JIT: rewrite pdep implementation

- use better algorithm that is O(# set bits) instead of O(# total bits) - eliminate spilling by careful management of our temporaries - fix nzcv clobber bug (whoops) Signed-off-by: Alyssa Rosenzweig <alyssa@rosenzweig.io>
2024-12-15 09:59:28 +00:00 · 2024-01-23 18:30:08 -04:00 · 2024-01-23 18:30:08 -04:00 · 04805f351b
commit 04805f351b
parent c0be974272
1 changed files with 39 additions and 45 deletions
--- a/FEXCore/Source/Interface/Core/JIT/Arm64/ALUOps.cpp
+++ b/FEXCore/Source/Interface/Core/JIT/Arm64/ALUOps.cpp
@ -713,64 +713,58 @@ DEF_OP(PDep) {
  LOGMAN_THROW_AA_FMT(OpSize == 4 || OpSize == 8, "Unsupported {} size: {}", __func__, OpSize);
  const auto EmitSize = OpSize == 8 ? ARMEmitter::Size::i64Bit : ARMEmitter::Size::i32Bit;

-  const auto Input = GetReg(Op->Input.ID());
-  const auto Mask = GetReg(Op->Mask.ID());
  const auto Dest = GetReg(Node);

-  const auto ShiftedBitReg = TMP1.R();
-  const auto BitReg        = TMP2.R();
-  const auto SubMaskReg    = TMP3.R();
-  const auto IndexReg      = TMP4.R();
-  const auto ZeroReg       = ARMEmitter::Reg::zr;
+  // PDep implementation follows the ideas from
+  // http://0x80.pl/articles/pdep-soft-emu.html ... Basically, iterate the *set*
+  // bits only, which will be faster than the naive implementation as long as
+  // there are enough holes in the mask.
+  //
+  // The specific arm64 assembly used is based on the sequence that clang
+  // generates for the C code, giving context to the scheduling yielding better
+  // ILP than I would do by hand. The registers are allocated by hand however,
+  // to fit within the tight constraints we have here withot spilling. Also, we
+  // use cbz/cbnz for conditional branching to avoid clobbering NZCV.

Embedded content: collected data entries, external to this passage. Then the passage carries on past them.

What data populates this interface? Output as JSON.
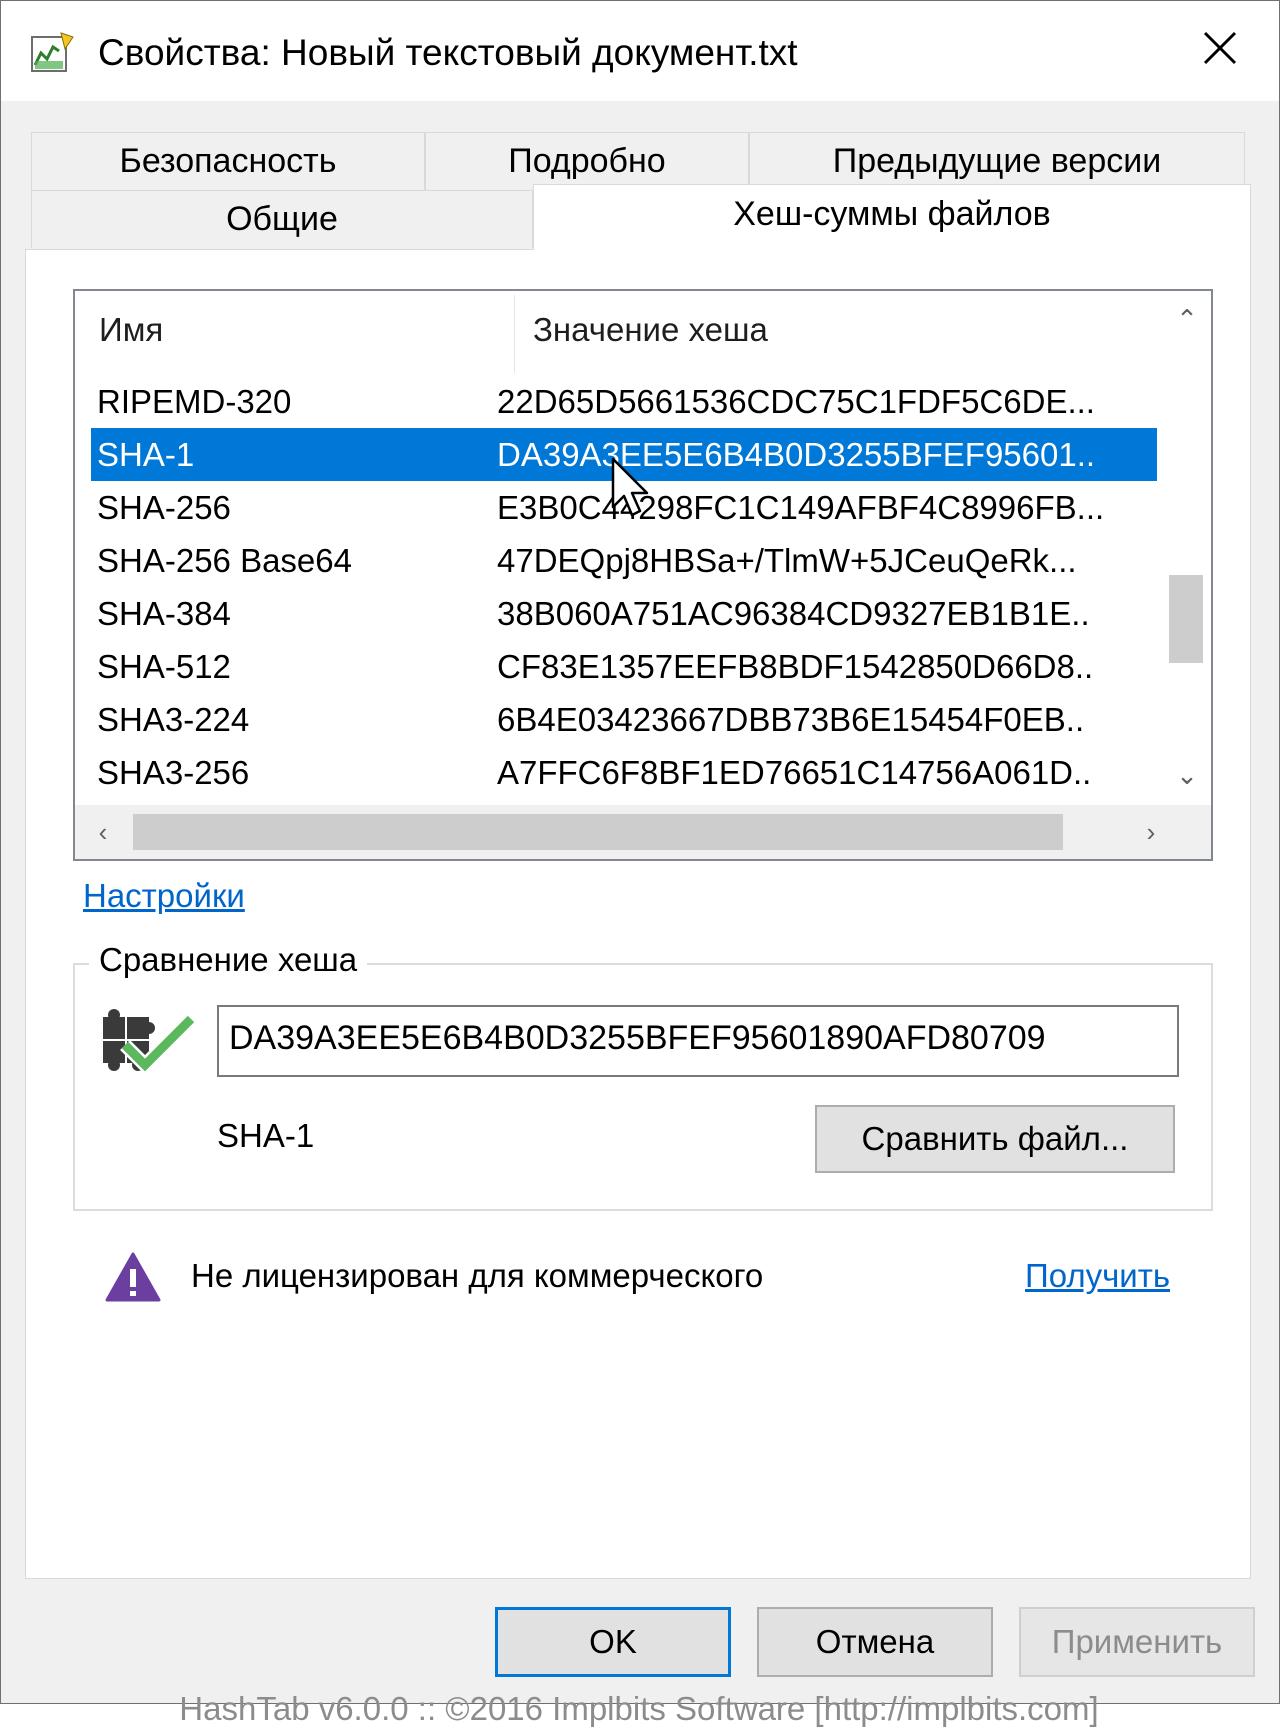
{
  "window": {
    "title": "Свойства: Новый текстовый документ.txt",
    "close_icon": "close-icon"
  },
  "tabs": {
    "security": "Безопасность",
    "details": "Подробно",
    "previous_versions": "Предыдущие версии",
    "general": "Общие",
    "hash_sums": "Хеш-суммы файлов"
  },
  "hash_list": {
    "columns": [
      "Имя",
      "Значение хеша"
    ],
    "rows": [
      {
        "name": "RIPEMD-320",
        "value": "22D65D5661536CDC75C1FDF5C6DE..."
      },
      {
        "name": "SHA-1",
        "value": "DA39A3EE5E6B4B0D3255BFEF95601.."
      },
      {
        "name": "SHA-256",
        "value": "E3B0C44298FC1C149AFBF4C8996FB..."
      },
      {
        "name": "SHA-256 Base64",
        "value": "47DEQpj8HBSa+/TlmW+5JCeuQeRk..."
      },
      {
        "name": "SHA-384",
        "value": "38B060A751AC96384CD9327EB1B1E.."
      },
      {
        "name": "SHA-512",
        "value": "CF83E1357EEFB8BDF1542850D66D8.."
      },
      {
        "name": "SHA3-224",
        "value": "6B4E03423667DBB73B6E15454F0EB.."
      },
      {
        "name": "SHA3-256",
        "value": "A7FFC6F8BF1ED76651C14756A061D.."
      }
    ],
    "selected_index": 1
  },
  "settings_link": "Настройки",
  "compare": {
    "group_title": "Сравнение хеша",
    "hash_value": "DA39A3EE5E6B4B0D3255BFEF95601890AFD80709",
    "algorithm": "SHA-1",
    "compare_button": "Сравнить файл..."
  },
  "license": {
    "text": "Не лицензирован для коммерческого",
    "get_link": "Получить"
  },
  "footer": "HashTab v6.0.0 :: ©2016 Implbits Software [http://implbits.com]",
  "buttons": {
    "ok": "OK",
    "cancel": "Отмена",
    "apply": "Применить"
  },
  "colors": {
    "selection": "#0078d7",
    "link": "#0066cc",
    "warning": "#6b3fa0"
  }
}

-  const auto InputReg = StaticRegisters[0];
-  const auto MaskReg  = StaticRegisters[1];
-  const auto DestReg  = StaticRegisters[2];
+  // We can't clobber these
+  const auto OrigInput = GetReg(Op->Input.ID());
+  const auto OrigMask = GetReg(Op->Mask.ID());

-  const auto SpillCode = 1U << InputReg.Idx() |
-                         1U << MaskReg.Idx() |
-                         1U << DestReg.Idx();
+  // So we have shadow as temporaries
+  const auto Input = TMP1.R();
+  const auto Mask  = TMP2.R();
+
+  // these get used variously as scratch
+  const auto T0    = TMP3.R();
+  const auto T1    = TMP4.R();

-  ARMEmitter::SingleUseForwardLabel EarlyExit;
  ARMEmitter::BackwardLabel NextBit;
  ARMEmitter::SingleUseForwardLabel Done;
-  cbz(EmitSize, Mask, &EarlyExit);
-  mov(EmitSize, IndexReg, ZeroReg);

-  // We sadly need to spill regs for this for the time being
-  // TODO: Remove when scratch registers can be allocated
-  //       explicitly.
-  SpillStaticRegs(TMP1, false, SpillCode);
+  // First, copy the input/mask, since we'll be clobbering. Copy as 64-bit to
+  // make this 0-uop on Firestorm.
+  mov(ARMEmitter::Size::i64Bit, Input, OrigInput);
+  mov(ARMEmitter::Size::i64Bit, Mask, OrigMask);

+  // Now, they're copied, so we can start setting Dest (even if it overlaps with
+  // one of them).  Handle early exit case
+  mov(EmitSize, Dest, 0);
+  cbz(EmitSize, OrigMask, &Done);

-  mov(EmitSize, InputReg, Input);
-  mov(EmitSize, MaskReg, Mask);
-  mov(EmitSize, DestReg, ZeroReg);
+  // Setup for first iteration
+  neg(EmitSize, T0, Mask);
+  and_(EmitSize, T0, T0, Mask);

  // Main loop
  Bind(&NextBit);
-  rbit(EmitSize, ShiftedBitReg, MaskReg);
-  clz(EmitSize, ShiftedBitReg, ShiftedBitReg);
-  lsrv(EmitSize, BitReg, InputReg, IndexReg);
-  and_(EmitSize, BitReg, BitReg, 1);
-  sub(EmitSize, SubMaskReg, MaskReg, 1);
-  add(EmitSize, IndexReg, IndexReg, 1);
-  ands(EmitSize, MaskReg, MaskReg, SubMaskReg);
-  lslv(EmitSize, ShiftedBitReg, BitReg, ShiftedBitReg);
-  orr(EmitSize, DestReg, DestReg, ShiftedBitReg);
-  b(ARMEmitter::Condition::CC_NE, &NextBit);
-  // Store result in a temp so it doesn't get clobbered.
-  // and restore it after the re-fill below.
-  mov(EmitSize, IndexReg, DestReg);
-  // Restore our registers before leaving
-  // TODO: Also remove along with above TODO.
-  FillStaticRegs(false, SpillCode);
-  mov(EmitSize, Dest, IndexReg);
-  b(&Done);
-
-  // Early exit
-  Bind(&EarlyExit);
-  mov(EmitSize, Dest, ZeroReg);
+  sbfx(EmitSize, T1, Input, 0, 1);
+  eor(EmitSize, Mask, Mask, T0);
+  and_(EmitSize, T0, T1, T0);
+  neg(EmitSize, T1, Mask);
+  orr(EmitSize, Dest, Dest, T0);
+  lsr(EmitSize, Input, Input, 1);
+  and_(EmitSize, T0, Mask, T1);
+  cbnz(EmitSize, T0, &NextBit);

  // All done with nothing to do.
  Bind(&Done);